Lo vi a lo lejos, sentado en mitad del campo de fútbol de tierra del colegio. Estaba tocando con su flauta alguna de las canciones que nos ensañaban en clase de música. Me acerqué corriendo hasta él y me planté a su lado mientras que él seguía a lo suyo, concentrado en aquella libreta de notas musicales. Recuerdo como calentaba el sol. Eran casi las tres y media de la tarde a punto de volver a entrar en clase. Me quedé a su lado escuchando aquel improvisado recital. Su pelo rubio casi le tapaba las orejas. Se llamaba Nicolás y éramos compañeros en EGB.

Su imagen no se me ha borrado desde entonces. No sé muy bien por qué, pero es un recuerdo que va conmigo y forma parte de mi historia. Unos pocos meses después, en verano, durante un viaje en autocar, perdió la vida junto a su hermana menor.

Cuando volvimos en septiembre para comenzar un nuevo curso, Nicolás ya no estaba. No recuerdo que nos comentaran nada al respecto, ni que se mencionase lo sucedido por parte de los profesores. Tal vez pensarían que era muy duro para unos niños hablar de todo ello y que era preferible mantenerlo en secreto.

Sólo recuerdo a mi madre hablando con mi vecina, madre de otro compañero de clase, comentar la desgracia ocurrida a aquellos padres que habían perdido a sus dos hijos en aquel fatídico accidente.

No cabe duda de que a todos en el colegio, profesores, padres y alumnos nos generó una gran conmoción la muerte de nuestro compañero. Estoy convencido que, adecuándolo a la edad que teníamos, nos hubiera venido bien haber podido expresar de alguna manera simbólica lo que sentíamos, porque había perplejidad, dolor, tristeza, miedo, rabia. Pero no hubo ningún acto de recuerdo o despedida de nuestro compañero en el que se nos diera la oportunidad de participar.
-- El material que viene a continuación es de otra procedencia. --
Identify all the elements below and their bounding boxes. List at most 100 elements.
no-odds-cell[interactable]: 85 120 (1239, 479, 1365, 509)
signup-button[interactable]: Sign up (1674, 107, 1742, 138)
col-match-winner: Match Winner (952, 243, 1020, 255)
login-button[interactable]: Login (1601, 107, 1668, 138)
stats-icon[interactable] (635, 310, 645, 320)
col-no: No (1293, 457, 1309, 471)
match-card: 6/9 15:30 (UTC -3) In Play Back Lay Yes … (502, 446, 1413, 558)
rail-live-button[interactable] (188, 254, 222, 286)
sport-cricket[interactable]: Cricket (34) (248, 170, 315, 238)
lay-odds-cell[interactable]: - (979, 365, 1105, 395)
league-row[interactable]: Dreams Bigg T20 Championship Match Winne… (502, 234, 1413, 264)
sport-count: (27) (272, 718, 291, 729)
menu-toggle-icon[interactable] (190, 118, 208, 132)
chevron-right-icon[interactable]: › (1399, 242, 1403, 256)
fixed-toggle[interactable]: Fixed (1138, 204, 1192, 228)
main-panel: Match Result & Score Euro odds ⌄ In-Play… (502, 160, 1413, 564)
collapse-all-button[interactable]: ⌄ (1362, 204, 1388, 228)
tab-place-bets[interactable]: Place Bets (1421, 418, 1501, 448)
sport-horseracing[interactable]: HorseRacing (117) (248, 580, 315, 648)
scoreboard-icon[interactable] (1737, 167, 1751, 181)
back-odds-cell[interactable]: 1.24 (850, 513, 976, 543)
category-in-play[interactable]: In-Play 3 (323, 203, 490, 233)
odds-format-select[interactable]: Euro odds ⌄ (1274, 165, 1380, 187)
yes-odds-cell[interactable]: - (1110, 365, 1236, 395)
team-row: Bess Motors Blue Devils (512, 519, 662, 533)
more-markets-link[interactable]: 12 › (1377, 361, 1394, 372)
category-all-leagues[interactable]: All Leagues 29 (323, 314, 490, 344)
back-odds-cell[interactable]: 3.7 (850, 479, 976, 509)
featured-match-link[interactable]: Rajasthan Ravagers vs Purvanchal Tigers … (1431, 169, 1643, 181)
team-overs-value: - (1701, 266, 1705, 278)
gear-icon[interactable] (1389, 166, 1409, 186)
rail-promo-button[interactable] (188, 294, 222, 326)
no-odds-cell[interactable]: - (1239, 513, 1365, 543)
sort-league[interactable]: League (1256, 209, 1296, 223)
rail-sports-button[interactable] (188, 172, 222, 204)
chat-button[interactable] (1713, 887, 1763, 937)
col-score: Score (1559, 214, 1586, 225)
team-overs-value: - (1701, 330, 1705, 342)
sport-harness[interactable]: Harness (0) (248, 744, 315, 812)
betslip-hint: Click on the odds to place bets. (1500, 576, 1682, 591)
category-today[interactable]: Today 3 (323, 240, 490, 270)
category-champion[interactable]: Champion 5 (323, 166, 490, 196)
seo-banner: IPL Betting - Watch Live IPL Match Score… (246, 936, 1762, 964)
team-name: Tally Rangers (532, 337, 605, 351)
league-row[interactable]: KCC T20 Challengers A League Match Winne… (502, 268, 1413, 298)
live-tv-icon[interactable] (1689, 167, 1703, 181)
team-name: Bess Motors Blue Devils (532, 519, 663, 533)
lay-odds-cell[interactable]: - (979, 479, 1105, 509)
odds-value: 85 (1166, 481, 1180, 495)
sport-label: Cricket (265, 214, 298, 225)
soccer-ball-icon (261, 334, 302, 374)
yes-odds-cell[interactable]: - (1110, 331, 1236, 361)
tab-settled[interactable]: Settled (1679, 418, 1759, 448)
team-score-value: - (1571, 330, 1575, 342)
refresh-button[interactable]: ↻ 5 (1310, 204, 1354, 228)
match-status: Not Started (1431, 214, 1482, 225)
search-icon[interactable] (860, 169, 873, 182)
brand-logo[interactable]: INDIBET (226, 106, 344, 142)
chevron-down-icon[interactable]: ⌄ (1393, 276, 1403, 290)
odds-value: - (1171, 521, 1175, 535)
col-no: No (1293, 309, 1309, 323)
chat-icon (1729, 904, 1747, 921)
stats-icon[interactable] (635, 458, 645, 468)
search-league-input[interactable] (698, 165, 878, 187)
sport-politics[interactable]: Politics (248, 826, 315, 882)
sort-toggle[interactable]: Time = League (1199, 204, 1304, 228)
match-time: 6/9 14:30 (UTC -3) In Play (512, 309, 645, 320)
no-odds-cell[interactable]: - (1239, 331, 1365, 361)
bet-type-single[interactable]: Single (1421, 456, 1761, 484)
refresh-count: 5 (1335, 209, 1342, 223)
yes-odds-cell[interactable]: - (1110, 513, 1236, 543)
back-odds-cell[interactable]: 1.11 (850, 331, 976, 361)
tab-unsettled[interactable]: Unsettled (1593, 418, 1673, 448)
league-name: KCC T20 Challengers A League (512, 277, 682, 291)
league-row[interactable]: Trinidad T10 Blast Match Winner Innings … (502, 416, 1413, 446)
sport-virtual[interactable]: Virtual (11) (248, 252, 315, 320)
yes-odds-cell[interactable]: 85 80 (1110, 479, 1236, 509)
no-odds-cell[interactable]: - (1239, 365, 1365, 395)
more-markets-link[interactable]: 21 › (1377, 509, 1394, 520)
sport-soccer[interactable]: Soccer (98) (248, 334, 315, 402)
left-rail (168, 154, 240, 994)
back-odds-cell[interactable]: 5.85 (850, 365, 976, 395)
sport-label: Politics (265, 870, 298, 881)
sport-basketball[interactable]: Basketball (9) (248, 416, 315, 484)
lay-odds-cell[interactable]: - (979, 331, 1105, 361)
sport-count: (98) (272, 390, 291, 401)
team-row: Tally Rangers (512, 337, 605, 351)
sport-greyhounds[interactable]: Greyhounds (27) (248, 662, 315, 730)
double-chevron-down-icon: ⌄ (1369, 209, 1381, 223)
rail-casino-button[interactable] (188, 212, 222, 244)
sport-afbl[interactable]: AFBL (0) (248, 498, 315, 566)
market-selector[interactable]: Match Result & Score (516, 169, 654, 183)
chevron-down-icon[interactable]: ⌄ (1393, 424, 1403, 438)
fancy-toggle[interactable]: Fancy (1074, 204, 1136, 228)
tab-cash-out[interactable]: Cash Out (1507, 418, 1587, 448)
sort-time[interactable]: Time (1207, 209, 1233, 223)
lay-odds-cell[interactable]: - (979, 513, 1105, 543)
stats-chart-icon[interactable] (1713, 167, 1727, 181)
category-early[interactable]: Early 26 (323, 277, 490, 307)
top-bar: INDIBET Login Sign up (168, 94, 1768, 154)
Valentín Rodíl, experto en duelo, suele explicar con una cuerda de qué modo afrontamos las pérdidas sufridas en nuestra vida. Alguna vez lo he visto contar su propia historia personal valiéndose de una cuerda y haciendo un nudo por cada pérdida o duelo que recordaba. La cuerda comienza a presentar a lo largo de la vida muchos nudos, como cuando dejó de ser “el rey de la casa” al nacer su hermano pequeño y su madre dejó de darle el pecho, cosa que no le sentó nada bien. O cuando murió su mejor amigo del colegio o cuando tuvo que mudarse de ciudad. Y así otros tantos nudos más.

Según explica, algunos nudos estarán más apretados o contarán con más de una vuelta, dependiendo de cómo se vivieron y nos afectaron, el impacto producido en nosotros, el apego que teníamos a la persona fallecida, las circunstancias de la muerte, etc. El proceso terapéutico implica ir desatando estos nudos, aflojarlos hasta conseguir deshacerlos. ¿De qué manera? Entre otras cosas generando un espacio, lo suficientemente seguro, para poder expresar el dolor, poner nombre a lo que sentimos, reconocer nuestra pena, rabia, impotencia o tristeza. Transitar las muertes de nuestros seres queridos o de personas allegadas y queridas, requiere darse permiso para llorar, para enfadarse, para preguntarse el porqué.

La cultura nos empuja a evitar que los niños atraviesen el mal trago de la muerte, ya se trate de un ser querido, un amigo, un compañero o de su mascota. Pero es importante, explicándoles con anterioridad y conforme a su edad, invitarlos a participar en los ritos de despedida.

Hace unos meses murió un vecino mayor, amigo de toda la vida de nuestra familia. Era entrañable ver a dos de sus nietos pequeños, de diez y siete años, presentes en el tanatorio y en la eucaristía-funeral para dar su último adiós a su abuelo del alma. Siguiendo a José Carlos Bermejo, podemos decir que negar la muerte a los niños no es el camino más correcto.

Hoy me voy a permitir ser aquel niño que corre, como tantas otras veces, para estar junto a Nico y escucharle tocar la flauta. Dejar que aflore su recuerdo estoy seguro me ayudará a deshacer en mi vida otro nudo más.